Sunday, November 29, 2009

Swiss Set To Ban New Construction of Minarets

The European concept of religious freedom is different than the American vision, so it shouldn't come as much of a surprise that some Europeans are pushing for a ban on the construction of new minarets. The surprise is that this push is getting its support in Switzerland. Swiss voters are set to ban the construction of new minarets. Switzerland currently has four minarets, and while minarets are used by Muslims to broadcast their calls to prayer elsewhere in the world, the Swiss have banned the practice.
If confirmed, the result would be a huge embarrassment for the neutral Swiss government, which had warned that amending the constitution to ban construction of minarets could serve could "serve the interests of extremist circles."

"The initiative would appear to be accepted, there is a positive trend. It's a huge surprise," French-language Swiss television said, 30 minutes after polls closed at midday.

A majority of voters as well as cantons appeared to have approved the initiative, it said, citing exit polls carried out by the Berne-based Institute Gfs.

Both the Swiss government and parliament had rejected the initiative as violating the Swiss constitution, freedom of religion and the nation's cherished tradition of tolerance. The United Nations human rights watchdog had also voiced concerns.
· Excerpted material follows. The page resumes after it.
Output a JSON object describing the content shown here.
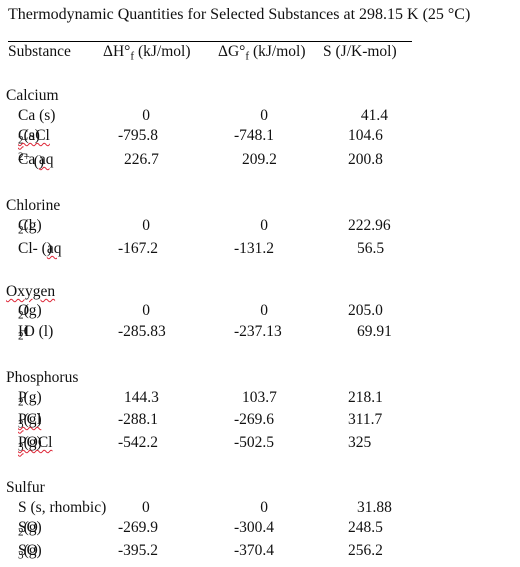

A group of politicians from the right-wing Swiss People's Party (SVP), the country's biggest party, and Federal Democratic Union gathered enough signatures to force the vote on the initiative which opposes the "Islamisation of Switzerland."

Its campaign poster showed the Swiss flag covered in missile-like minarets and the portrait of a woman covered with a black chador and veil associated with strict Islam.

"We just want to stop further Islamisation in Switzerland, I mean political Islam. People may practice their religion, that is no problem," Walter Wobmann, who is president of a committee of initiative backers, told Reuters on Sunday.

"We want to stop the further developments -- minarets, (the call to prayer), Sharia law," SVP parliamentarian said at a rally of supporters in the town of Egerkingen near Berne.
Islamophobia is playing a very strong role in this as xenophobia. So does fear of political Islam and the expanding role of Sharia in Swiss life.

It isn't a far leap in the minds of these proponents from Islamic symbolism to terrorism.

The Swiss ban also once again highlights Europe's difficulties in assimilating outsiders into their polity, as well as the insistence by some to retain their cultural, religious, and political identities as separate and distinct. It also brings into focus the intent by some Muslims to impose their views on others; that's why we've seen a focus on the headscarf in France, mosque construction in Germany, and demands for religious courts imposing sharia as separate and distinct from the civil administrative laws of various countries.